5 daily habits to make you become a more productive student in college.
Less than a month of starting college, it’s been a slight struggle to fit the new structure of college routines into my personal routine, as I’ve been used to a different kind of routine over the years, and most of the struggles as I’ve come to learn are easily conquered with just a few tweaks to my personal routine.
College as I’ve come to understand is a maze! A somewhat ordered flow of routines is created to shape our experience in the system. This ordered flow of things is a blessing, but can easily become tiring, especially if there’s a lack of orderly flow in your affairs as a student.
The good part is, getting in sync with the flow of college structure isn’t as difficult as it could seem. After a few weeks of practice and you’re well on your way to becoming a productive student in college. Some of these habits will also create a lot of positive effects in your personal life.
Below are some of the habits, as I’ve learnt to become part of my daily routine while in college:
1. Wake up early
Everything begins here. It’s honestly not up for debate. Waking up early helps you set the tone for a productive day. Not saying you can’t turn out to have a productive day if you choose to wake up later, but what are the chances that you actually do get yourself in sync with the day if you spring out of bed and race to class without any proper sense of what’s required for the day.
Outside the mental benefits and even soulful benefits (if spirituality is a part of your being), waking up early just boosts your psyche and gives you a strong mental edge for yourself that you’ll carry out throughout the day, besides you’ve got to get out of bed early especially if you’re hoping to save yourself a front sit in the lecture room, which can get really crowded when lectures aren’t streamlined (folks from my college will understand this).
2. Skip breakfast
This one is slightly tricky, as you’ll need to be aware of your health risks before you decide to skip breakfast but it has personally helped me position myself better in certain situations.
I tend not to fall asleep during early classes when I skip breakfast than when I actually do. Sometimes listening to a lecture that seems uninteresting with a full stomach could cause you to fall asleep and that can pretty much linger on you the whole day.
Of course, if having breakfast is crucial for you, be sure to get something to eat, but be conscious not to overload yourself.
3. Take hourly naps every evening
Rest is great! But why advocate for evening naps? The use of evening naps for at least an hour is mainly for two reasons.
Firstly, to help you unwind from college work. Secondly, to prepare you for some study later in the evening.
Certainly, I don’t always take evening naps as sometimes I’m guilty of going past one hour and just end up sleeping for two to three hours, but then when I awake, I’m usually alert to study (not that I end up studying anyways) but this can also be a useful tool in your arsenal to becoming productive.
4. Complete assignments promptly
By promptly, I mean on the day they’re given. This would save you from slightly embarrassing situations such as having to copy through assignments right in class, besides it gives you the opportunity to revise the day’s lecture and filter more information you may have missed while solidifying the ones you got.
5. Plan out the next day
This is perhaps the most important piece of your daily habits that you should practice with consistency. Planning the next day ahead.

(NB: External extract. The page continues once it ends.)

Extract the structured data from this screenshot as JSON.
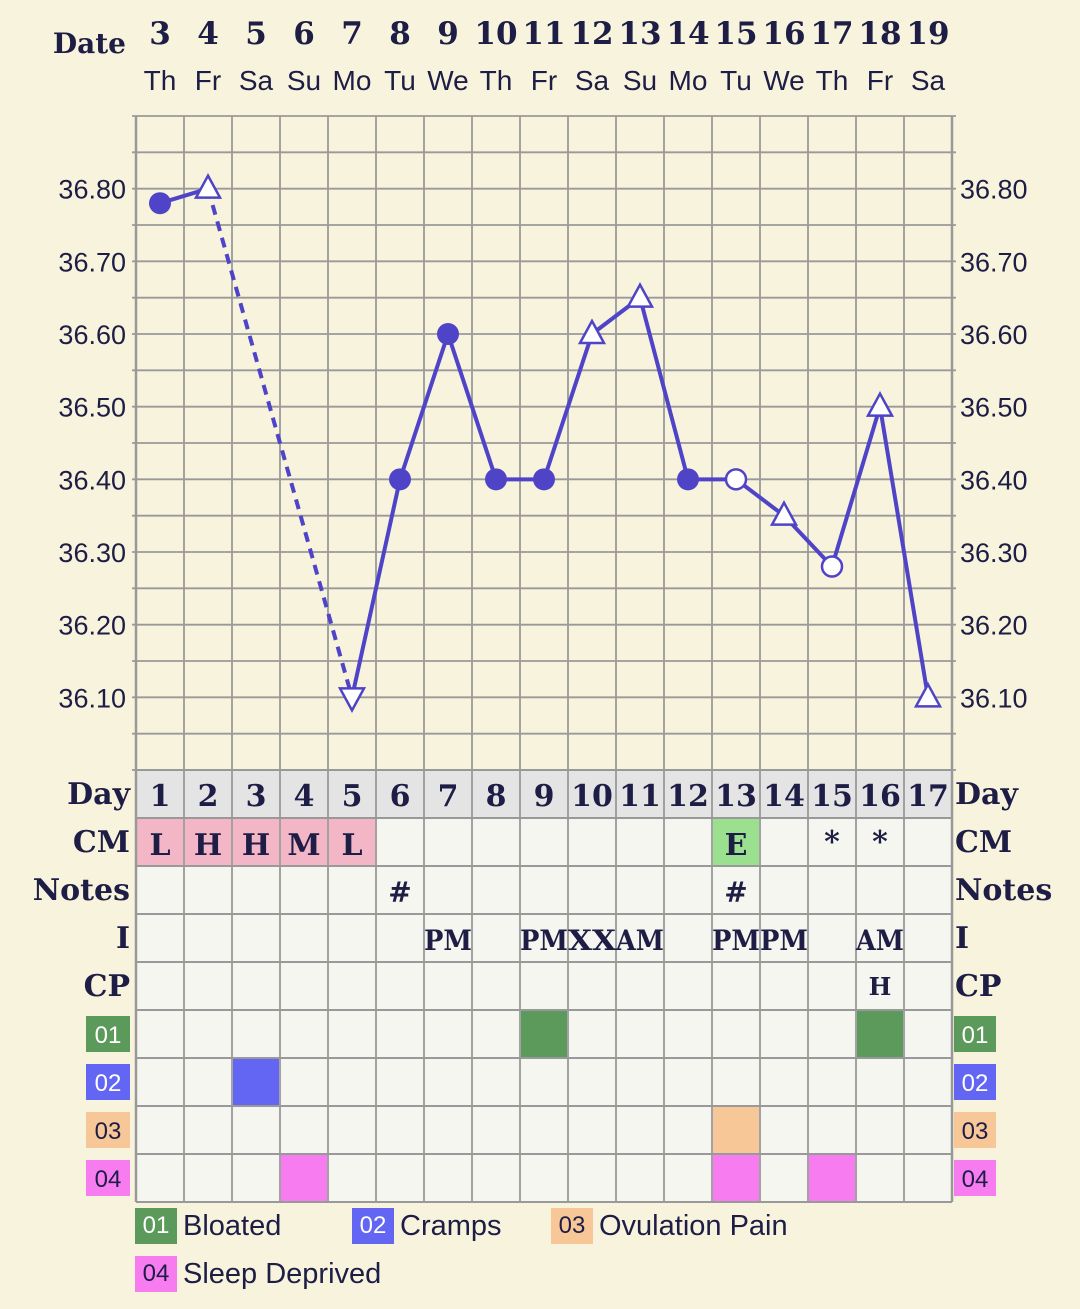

With a plan for the next day, not only does your mind settles in to get off on a great start, you’ll be giving yourself a really good headstart on the coming events of the next day, especially when you decide to wake up early.
Over time, I’ve known my performance to be better on days where I have my objectives spelt out the day before, than on days when I choose to be spontaneous.
You can be spontaneous and still remain productive, but when dealing with college and how it’s structured, being spontaneous will simply just lead to you becoming lackadaisical, and that’ll, in turn, hurt your productivity which in turn could hurt your performance.
So far, the college has been a lot of work, and personally, I still have a lot of catching up to do, since many of the courses require a decent amount of intentional study to even at least make the cut.
Of course, there’s more you can add to become more productive, but I wouldn’t go on being a college psychologist just yet, as I’m also here experiencing it like everyone else, but these few tips would certainly give you a grounded feel for how you can possibly make the most use of college education.